Many of the structures that have evolved for creating products have become outdated, as we recognize that resources are finite, and we need to identify ways of reusing and recycling products and their components. Our overall business models haven’t changed significantly since manufacturing processes originally developed and expanded. It’s time to make those changes now.
We’ve become more efficient, products have improved, goods have become cheaper, but the fundamental practices have remained the same. Even in 2020, most companies operate within a take, make, waste production framework: we collect raw materials, transform them into products, then use the products until they are discarded as waste.
The original manufacturer isn’t concerned with what happens to their products after they are sold, and any residual value remaining once they are discarded simply goes to waste. Business owners and employees have become used to putting the economics of production first. But is making, using, discarding the most cost effective way of producing goods?
It’s time to ask whether there are other ways to organize production, waste disposal, and entire businesses, so that we can avoid unnecessary waste and focus on reusing any resources until they are truly spent to obtain the full value of all of our resources.
Let's take a look at how the Product as a Service business model can help us think differently about our waste.
What is the Product as a Service business model?
We have traditionally focused on selling the maximum number of products. The Product as a Service business model provides the same products to the maximum amount of people, over and over again.
This model is an alternative to the established “buy and own” approach and includes leasing, renting, or pay-for-use agreements. It allows customers to purchase a service or desired result, rather than buying the product itself.
Why you should care
The Earth’s resources are finite. As those resources become closer and closer to running out, they become more and more expensive to obtain. Transitioning to a Product as a Service model is one way that businesses can shield themselves from rising costs and difficulties of producing an endless stream of new products.
By reducing quantity and increasing quality, products last longer and are used by more people, allowing a company’s original investment in materials to go much further. Additionally, Product as Service delivers a consistent revenue stream because companies can keep a single product in circulation and “sell” their goods over and over again.
What are some examples?
The Product as a Service model exists all around us already. Think about any time you pay to use a product instead of buying the product itself. Some examples include:
- Leasing or renting a car
- Renting tools for a defined period of time
- Companies’ leasing printers and copiers
In each of these examples, a business is selling services or outcomes instead of an actual product. They’re not selling a car; they’re selling transportation services. They’re not selling you a power washer; they’re selling you a clean deck. They’re not selling you a copier; they’re selling you the copies themselves. The company that would have normally sold you a product is now selling you access to it, while maintaining ultimate responsibility for it.
What are some benefits?
Implementing a Product as a Service business model creates some key advantages for customers, businesses, and society as a whole.

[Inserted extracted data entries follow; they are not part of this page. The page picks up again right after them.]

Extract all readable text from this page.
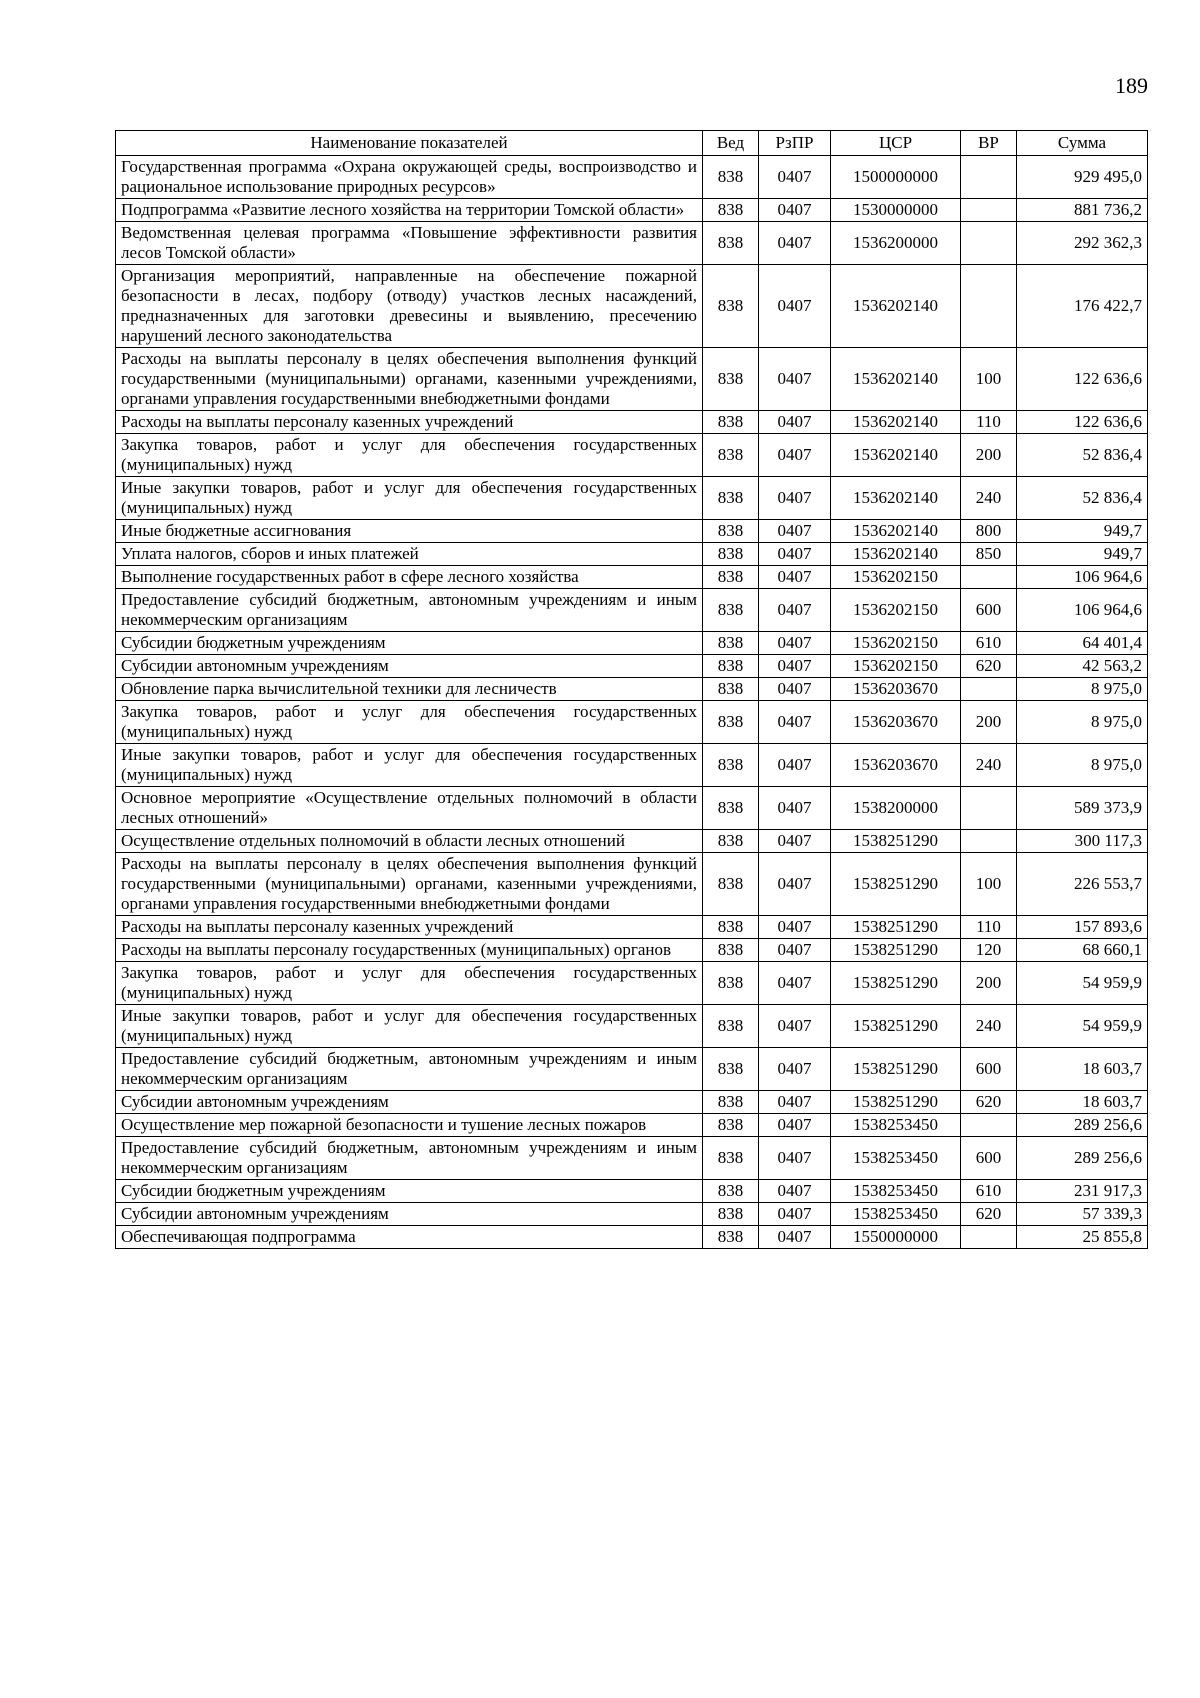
189
Наименование показателей	Вед	РзПР	ЦСР	ВР	Сумма
Государственная программа «Охрана окружающей среды, воспроизводство и рациональное использование природных ресурсов»	838	0407	1500000000		929 495,0
Подпрограмма «Развитие лесного хозяйства на территории Томской области»	838	0407	1530000000		881 736,2
Ведомственная целевая программа «Повышение эффективности развития лесов Томской области»	838	0407	1536200000		292 362,3
Организация мероприятий, направленные на обеспечение пожарной безопасности в лесах, подбору (отводу) участков лесных насаждений, предназначенных для заготовки древесины и выявлению, пресечению нарушений лесного законодательства	838	0407	1536202140		176 422,7
Расходы на выплаты персоналу в целях обеспечения выполнения функций государственными (муниципальными) органами, казенными учреждениями, органами управления государственными внебюджетными фондами	838	0407	1536202140	100	122 636,6
Расходы на выплаты персоналу казенных учреждений	838	0407	1536202140	110	122 636,6
Закупка товаров, работ и услуг для обеспечения государственных (муниципальных) нужд	838	0407	1536202140	200	52 836,4
Иные закупки товаров, работ и услуг для обеспечения государственных (муниципальных) нужд	838	0407	1536202140	240	52 836,4
Иные бюджетные ассигнования	838	0407	1536202140	800	949,7
Уплата налогов, сборов и иных платежей	838	0407	1536202140	850	949,7
Выполнение государственных работ в сфере лесного хозяйства	838	0407	1536202150		106 964,6
Предоставление субсидий бюджетным, автономным учреждениям и иным некоммерческим организациям	838	0407	1536202150	600	106 964,6
Субсидии бюджетным учреждениям	838	0407	1536202150	610	64 401,4
Субсидии автономным учреждениям	838	0407	1536202150	620	42 563,2
Обновление парка вычислительной техники для лесничеств	838	0407	1536203670		8 975,0
Закупка товаров, работ и услуг для обеспечения государственных (муниципальных) нужд	838	0407	1536203670	200	8 975,0
Иные закупки товаров, работ и услуг для обеспечения государственных (муниципальных) нужд	838	0407	1536203670	240	8 975,0
Основное мероприятие «Осуществление отдельных полномочий в области лесных отношений»	838	0407	1538200000		589 373,9
Осуществление отдельных полномочий в области лесных отношений	838	0407	1538251290		300 117,3
Расходы на выплаты персоналу в целях обеспечения выполнения функций государственными (муниципальными) органами, казенными учреждениями, органами управления государственными внебюджетными фондами	838	0407	1538251290	100	226 553,7
Расходы на выплаты персоналу казенных учреждений	838	0407	1538251290	110	157 893,6
Расходы на выплаты персоналу государственных (муниципальных) органов	838	0407	1538251290	120	68 660,1
Закупка товаров, работ и услуг для обеспечения государственных (муниципальных) нужд	838	0407	1538251290	200	54 959,9
Иные закупки товаров, работ и услуг для обеспечения государственных (муниципальных) нужд	838	0407	1538251290	240	54 959,9
Предоставление субсидий бюджетным, автономным учреждениям и иным некоммерческим организациям	838	0407	1538251290	600	18 603,7
Субсидии автономным учреждениям	838	0407	1538251290	620	18 603,7
Осуществление мер пожарной безопасности и тушение лесных пожаров	838	0407	1538253450		289 256,6
Предоставление субсидий бюджетным, автономным учреждениям и иным некоммерческим организациям	838	0407	1538253450	600	289 256,6
Субсидии бюджетным учреждениям	838	0407	1538253450	610	231 917,3
Субсидии автономным учреждениям	838	0407	1538253450	620	57 339,3
Обеспечивающая подпрограмма	838	0407	1550000000		25 855,8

- Customers —The primary benefits to customers are that they don’t need to purchase and maintain expensive products or appliances, and they have access to a wider range of choices for the value they receive. For example, a subscription could assure certain outcomes, such as guaranteed hours of uptime, or include specific maintenance and repair services, if the customer thinks that benefit is valuable.
- Businesses —The model increases profitability because it decreases the cost of production. Fewer products need to be produced, but the products that are produced are used over and over again, providing a constant revenue stream instead of a one time sale.
- Everyone —Under this model, the resources that go into products are better employed because the products themselves are used optimally. They are used when they are actually needed, rather than sitting idle and waiting for sporadic usage by one owner. The result is that the demand for the new products is reduced, lowering our dependence on the Earth’s limited resources.
The circular way forward for your business
It’s imperative that we all work together to determine the best ways of developing solutions for our current more wasteful approaches to using products. We need to create ways to reduce or eliminate our dependence on virgin resources that become our standard ways of operating going forward, to reduce concerns about resources disappearing or becoming prohibitively expensive.
For any business we all need to look at new approaches and take steps to implement a circular business model. If your business manufactures goods that could be rented or paid for per use, then developing a Product as a Service model might be the answer.